In this alert, Partner Sarah Macoun and Law Clerk Leia Brook discuss the case of Bob Brown Foundation Inc v Minister for the Environment (No 2) [2022] FCA 873 in relation to a judicial review of a decision that a delegate to the Minister for the Environment made earlier this year.


  • Focused on the application of the precautionary principle and the basis of consideration for the decision-maker
  • Justice Moshinsky found the Delegate failed to consider this principle


The above proceeding concerned an application to the Court seeking judicial review of a decision that a delegate (the Delegate) to the Minister for the Environment (the Minister) made on 6 January 2022.

The Delegate found that certain design and assessment works, including geotechnical works and investigation activities, proposed to be undertaken by MMG Australia Limited (MMG) to inform a planned tailings storage facility at South Marionoak in western Tasmania, did not constitute a “controlled action” for the purposes of the Environment Protection and Biodiversity Conservation Act 1999 (Cth) (the EPBC Act) (the Decision).

The Delegate decided the proposed action was not a controlled action provided it was undertaken in the manner set out in the Decision, made under ss 75 and 77A of the EPBC Act. The notification of the Decision set out measures to be taken to avoid significant impacts on listed threatened species and ecological communities.

Of significance was that the Decision did not require any specific measures to be taken to protect the Tasmanian Masked Owl, which is listed as a threatened species under the EPBC Act, despite consultants engaged by MMG recommending certain measures be adopted.

The statement of reasons for the Decision dated 7 February identified that the Delegate did consider the Tasmanian Masked Owl, but concluded that, as the scale of the clearing and wide area across which the impacts are distributed, the large home range of this species, and surrounding available habitat, the vegetation clearance proposed was unlikely to cause a decrease in the size, or reduce the area of occupancy of the local population.

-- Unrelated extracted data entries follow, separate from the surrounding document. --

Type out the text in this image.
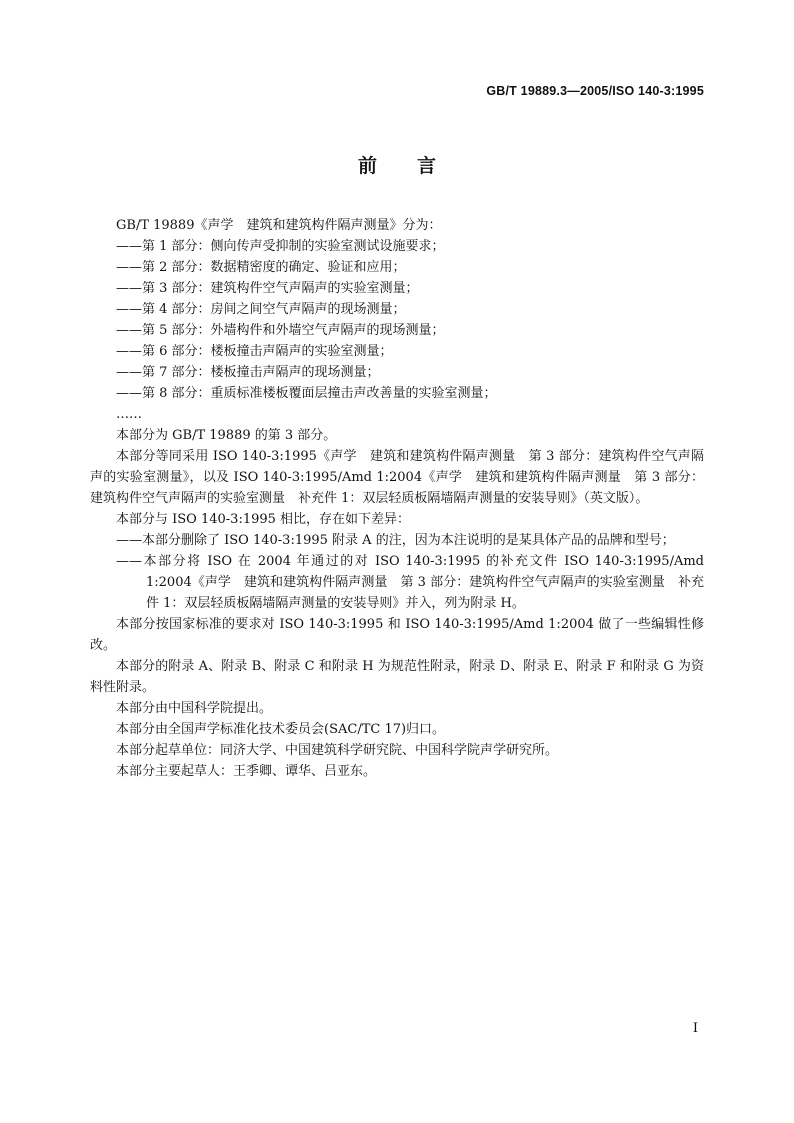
GB/T 19889.3—2005/ISO 140-3:1995
前言

GB/T 19889《声学　建筑和建筑构件隔声测量》分为：

——第 1 部分：侧向传声受抑制的实验室测试设施要求；

——第 2 部分：数据精密度的确定、验证和应用；

——第 3 部分：建筑构件空气声隔声的实验室测量；

——第 4 部分：房间之间空气声隔声的现场测量；

——第 5 部分：外墙构件和外墙空气声隔声的现场测量；

——第 6 部分：楼板撞击声隔声的实验室测量；

——第 7 部分：楼板撞击声隔声的现场测量；

——第 8 部分：重质标准楼板覆面层撞击声改善量的实验室测量；

……

本部分为 GB/T 19889 的第 3 部分。

本部分等同采用 ISO 140-3:1995《声学　建筑和建筑构件隔声测量　第 3 部分：建筑构件空气声隔声的实验室测量》，以及 ISO 140-3:1995/Amd 1:2004《声学　建筑和建筑构件隔声测量　第 3 部分：建筑构件空气声隔声的实验室测量　补充件 1：双层轻质板隔墙隔声测量的安装导则》（英文版）。

本部分与 ISO 140-3:1995 相比，存在如下差异：

——本部分删除了 ISO 140-3:1995 附录 A 的注，因为本注说明的是某具体产品的品牌和型号；

——本部分将 ISO 在 2004 年通过的对 ISO 140-3:1995 的补充文件 ISO 140-3:1995/Amd 1:2004《声学　建筑和建筑构件隔声测量　第 3 部分：建筑构件空气声隔声的实验室测量　补充件 1：双层轻质板隔墙隔声测量的安装导则》并入，列为附录 H。

本部分按国家标准的要求对 ISO 140-3:1995 和 ISO 140-3:1995/Amd 1:2004 做了一些编辑性修改。

本部分的附录 A、附录 B、附录 C 和附录 H 为规范性附录，附录 D、附录 E、附录 F 和附录 G 为资料性附录。

本部分由中国科学院提出。

本部分由全国声学标准化技术委员会(SAC/TC 17)归口。

本部分起草单位：同济大学、中国建筑科学研究院、中国科学院声学研究所。

本部分主要起草人：王季卿、谭华、吕亚东。

I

Therefore, a significant impact as a result of disturbance to an active breeding hollow was unlikely.


The applicant applied to the Court for review of the Decision, relying on three grounds of review. Justice Moshinsky concluded that ground 1 was established, and grounds 2 and 3 were dismissed.

Ground 1 is as follows: “In making the Decision, the Delegate:

  1. made a decision that was not authorised by the EPBC Act;
  2. failed to take a relevant consideration into account in the exercise of the power; and/or
  3. erred in law, in that she failed to comply with her obligation under s 391(1) of the EPBC Act to take account of the precautionary principle in making her decision under s 75 of the EPBC Act (ground 1).”

Under s 391(1), the decision-maker has a mandatory obligation to consider the precautionary principle in making a decision. The subsequent need to take precautionary measures is triggered by the cumulative satisfaction of two conditions precedent. First, requiring a threat of serious or irreversible environment damage and secondly, a requirement of scientific uncertainty as to the environmental damage. His Honour referred heavily to the detailed consideration of the precautionary principle in Telstra Corporation Ltd v Hornsby Shire Council (2006) 67 NSWLR 256 (‘Telstra’). If both conditions precedents are satisfied, the precautionary principle will be triggered.

His Honour held the requirement in s 391(1) of the EPBC Act that the Minister “take account” of the precautionary principle in making a decision was interchangeable with a requirement to “consider” a particular matter. This requires the decision-maker to consider, at least, with active intellectual processes, whether the first condition precedent is satisfied. If so, the decision-maker must necessarily consider whether the second precedent condition is satisfied.


Justice Moshinsky held it was apparent from the Statement of Reasons, that the Delegate did not comply with her obligations under s 391(1). To comply, the Delegate would have had to consider whether the first condition precedent was satisfied – she failed to do this. His Honour said:

“The Delegate did not expressly refer to the first condition precedent in the section of the reasons dealing with the Tasmanian Masked Owl. Nor did the Delegate make a finding in terms that correspond to the first condition precedent. While the Delegate, at [184], identified a number of “threats” to the Tasmanian Masked Owl (by reference to the Approved Conservation Advice), the Delegate did not go on to discuss, or make a finding as to, whether those threats, or the threats posed by the proposed action, were serious or irreversible. In the absence of any discussion or finding about this matter, I infer that the Delegate failed to consider it.”

His Honour concluded that ground 1 was made out.


The parties were given the opportunity to make submissions as to appropriate orders, having regard to the fact that a reconsideration process is currently underway.